Friday, July 28, 2017

1960

"Chet, our psychic correspondent reports in 2016 a woman will get two million more votes, but lose the election." 

"I heard that report David, and oddly enough a national health insurance scheme will be repealed as well."

"I don't think much of that future."

"Nor do I; good night David."

"Good night, Chet."



July 24, 2017


Senator Wyden & Staff –

Let’s go back in time and make your correspondent a Clinton Administration West Wing weasel when it was time to issue the national health card. Qualifications? A Political Science degree and a few hundred meetings on health and mental health.

Your correspondent still wonders what was so funny at METROPOLITAN PSYCHIATRIC CENTER, 5351 Delmar in St. Louis when a psychologist said, “Could you take back our trays?” Yes, they make much more money than a clinical social worker yet ate the bargain hospital cafeteria lunch. The social work boss wondered what they were doing all day. Please advise on this. The guy in line was: a). Bill Clinton; or b). Our frequently admitted patient who looked like Bill Clinton. They laughed; I went back to work. That same year, I know Air Force One when I see it, so why not delete all news stories of Clinton’s many trips to our community? I believe I said, “What is he doing here again?” (Much like what I said  20 years later about Obama and Los Angeles). Oh, they wanted some MONEY. So do I.

Send your “a” or “b” answer to AdmiralsOnAcid2020@gmail.com

Here is how Hillary & Bill could have crafted the legislation that likely would have failed in 1994, but oddly been passed with George W. as “The Decider.” Veto? Like his daddy and the Americans With Disabilities Act (ADA), I think he would have had to sign it, then my souvenir pen would have been taken by nutty and/or drug addicted relatives.

First, you mandate that all employers provide a basic health plan, or the CFO & CEO go to jail. (Congressmen are good at arguing over how many employees and/or how much annual revenue to have it required by law).

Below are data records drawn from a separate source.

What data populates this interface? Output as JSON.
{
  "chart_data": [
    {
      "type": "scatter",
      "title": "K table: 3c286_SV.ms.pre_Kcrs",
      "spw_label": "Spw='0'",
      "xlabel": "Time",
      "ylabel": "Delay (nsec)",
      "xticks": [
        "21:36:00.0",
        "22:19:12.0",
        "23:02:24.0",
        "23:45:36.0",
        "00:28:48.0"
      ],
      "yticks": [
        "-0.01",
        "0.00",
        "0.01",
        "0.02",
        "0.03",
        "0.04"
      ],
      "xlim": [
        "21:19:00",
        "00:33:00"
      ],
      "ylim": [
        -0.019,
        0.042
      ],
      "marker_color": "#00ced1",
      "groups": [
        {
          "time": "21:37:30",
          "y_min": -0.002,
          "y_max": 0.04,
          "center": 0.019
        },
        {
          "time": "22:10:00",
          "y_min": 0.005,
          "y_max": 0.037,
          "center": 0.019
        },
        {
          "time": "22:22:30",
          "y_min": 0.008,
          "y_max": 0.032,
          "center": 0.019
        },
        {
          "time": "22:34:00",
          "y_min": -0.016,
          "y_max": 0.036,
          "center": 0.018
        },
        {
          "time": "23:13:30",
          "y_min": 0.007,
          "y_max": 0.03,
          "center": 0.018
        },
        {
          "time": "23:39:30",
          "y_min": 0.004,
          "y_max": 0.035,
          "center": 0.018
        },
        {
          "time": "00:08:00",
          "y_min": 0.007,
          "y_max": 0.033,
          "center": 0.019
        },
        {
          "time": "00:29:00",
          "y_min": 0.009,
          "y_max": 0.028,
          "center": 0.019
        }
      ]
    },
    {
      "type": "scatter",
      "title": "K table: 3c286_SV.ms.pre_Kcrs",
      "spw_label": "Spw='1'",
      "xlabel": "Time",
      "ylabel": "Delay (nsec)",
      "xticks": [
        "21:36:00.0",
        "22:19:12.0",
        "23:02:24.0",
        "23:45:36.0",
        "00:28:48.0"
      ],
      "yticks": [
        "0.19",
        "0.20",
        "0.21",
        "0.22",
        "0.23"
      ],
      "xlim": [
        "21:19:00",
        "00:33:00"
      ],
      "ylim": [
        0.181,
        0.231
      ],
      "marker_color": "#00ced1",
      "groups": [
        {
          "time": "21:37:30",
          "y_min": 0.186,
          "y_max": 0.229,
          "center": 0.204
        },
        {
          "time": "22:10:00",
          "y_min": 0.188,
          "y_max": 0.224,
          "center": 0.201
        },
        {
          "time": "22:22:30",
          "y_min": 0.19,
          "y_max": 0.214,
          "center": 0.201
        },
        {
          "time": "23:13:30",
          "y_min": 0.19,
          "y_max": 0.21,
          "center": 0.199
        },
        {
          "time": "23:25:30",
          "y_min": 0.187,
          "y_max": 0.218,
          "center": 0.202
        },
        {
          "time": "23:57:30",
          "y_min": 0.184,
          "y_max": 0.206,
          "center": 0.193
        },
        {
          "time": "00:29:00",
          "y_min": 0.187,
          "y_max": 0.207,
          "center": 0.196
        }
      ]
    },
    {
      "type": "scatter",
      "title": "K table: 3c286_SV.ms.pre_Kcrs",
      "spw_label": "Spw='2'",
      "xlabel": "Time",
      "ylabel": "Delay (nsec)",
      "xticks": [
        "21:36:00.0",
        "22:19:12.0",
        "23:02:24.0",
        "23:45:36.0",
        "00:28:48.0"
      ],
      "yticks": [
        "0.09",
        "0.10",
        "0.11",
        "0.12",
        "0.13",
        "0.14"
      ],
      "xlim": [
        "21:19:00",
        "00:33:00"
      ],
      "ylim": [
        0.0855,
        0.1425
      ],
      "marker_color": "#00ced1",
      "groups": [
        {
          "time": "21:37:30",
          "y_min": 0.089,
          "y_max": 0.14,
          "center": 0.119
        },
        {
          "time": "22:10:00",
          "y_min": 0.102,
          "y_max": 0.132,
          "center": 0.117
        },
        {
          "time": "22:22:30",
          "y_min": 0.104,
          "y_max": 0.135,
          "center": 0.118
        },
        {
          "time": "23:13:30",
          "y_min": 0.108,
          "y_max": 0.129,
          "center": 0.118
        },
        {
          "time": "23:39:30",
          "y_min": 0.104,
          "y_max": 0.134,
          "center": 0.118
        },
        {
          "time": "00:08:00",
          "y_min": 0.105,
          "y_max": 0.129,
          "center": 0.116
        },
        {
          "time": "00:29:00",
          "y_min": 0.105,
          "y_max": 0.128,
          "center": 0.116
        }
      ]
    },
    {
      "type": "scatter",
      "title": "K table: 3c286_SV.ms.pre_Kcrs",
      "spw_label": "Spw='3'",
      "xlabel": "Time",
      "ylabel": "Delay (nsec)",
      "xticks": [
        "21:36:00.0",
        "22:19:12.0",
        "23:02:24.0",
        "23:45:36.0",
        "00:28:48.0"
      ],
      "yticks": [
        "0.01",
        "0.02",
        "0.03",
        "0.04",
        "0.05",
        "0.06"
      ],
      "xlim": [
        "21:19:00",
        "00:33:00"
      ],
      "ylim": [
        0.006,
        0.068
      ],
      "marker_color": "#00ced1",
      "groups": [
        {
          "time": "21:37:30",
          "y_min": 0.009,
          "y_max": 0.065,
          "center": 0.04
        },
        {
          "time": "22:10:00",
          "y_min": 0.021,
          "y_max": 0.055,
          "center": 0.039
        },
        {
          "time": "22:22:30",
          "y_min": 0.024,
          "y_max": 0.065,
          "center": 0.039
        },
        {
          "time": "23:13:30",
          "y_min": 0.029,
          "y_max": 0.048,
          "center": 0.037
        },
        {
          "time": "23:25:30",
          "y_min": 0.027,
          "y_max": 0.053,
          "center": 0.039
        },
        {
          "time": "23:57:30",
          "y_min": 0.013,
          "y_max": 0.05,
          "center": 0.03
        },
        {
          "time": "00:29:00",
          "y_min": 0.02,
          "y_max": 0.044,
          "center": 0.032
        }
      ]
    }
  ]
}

Secondly, you pour as much money into Medicaid as 50 sovereign state governors request. (Instead, the Navy gets two expensive submarines per year like clockwork. For what? This is assuming you are not firing nukes that could cause “climate” change” that is unarguably real).

Third, you create a pool of MONEY for people who are not working, do not have much income, are not eligible for Medicaid, and are too young to enroll in Medicare. (Like me at the present time). This they could have called the “Medicare Buy-In Pool,” or MBIP. To get in the MBIP, you simply go to the “Welfare Office” that is in every one of USA’s counties and tell them you are under 65, broke, but not disabled. Ah, but this is not a panacea for slackers, because you must pay something! Your friendly caseworker pays the rest. Then you have Medicare, and as Deepak Chopra would say, “Everyone is peaceful and happy.”

Had Bill Hughes been in the Clinton Administration, instead of being told he is being killed by a black male with schizophrenia on a regular basis, I’m sure they would have heard, “Run the numbers again” many times, because the only GOP objection would have been about the cost. I think, because I am allowed to, that the CBO would have found almost everyone insured and the U.S. Treasury not bankrupted.

As corporations tried to wiggle out of the mandate, the FBI could have written a form letter that said, basically, “We hear you are cutting your worker’s hours to get around the law, and you may be headed to jail.” And? “We hear your health provider went bankrupt, so if you don’t find another one, you may be headed to jail.” When corporate lawyers started meeting and planning to evade the law, there could have been dozens of variations of the form letter, because they are very good at screwing people, not so good at running trauma centers, doing heart surgery, keeping grannies comfortable in long-term care facilities, and so forth.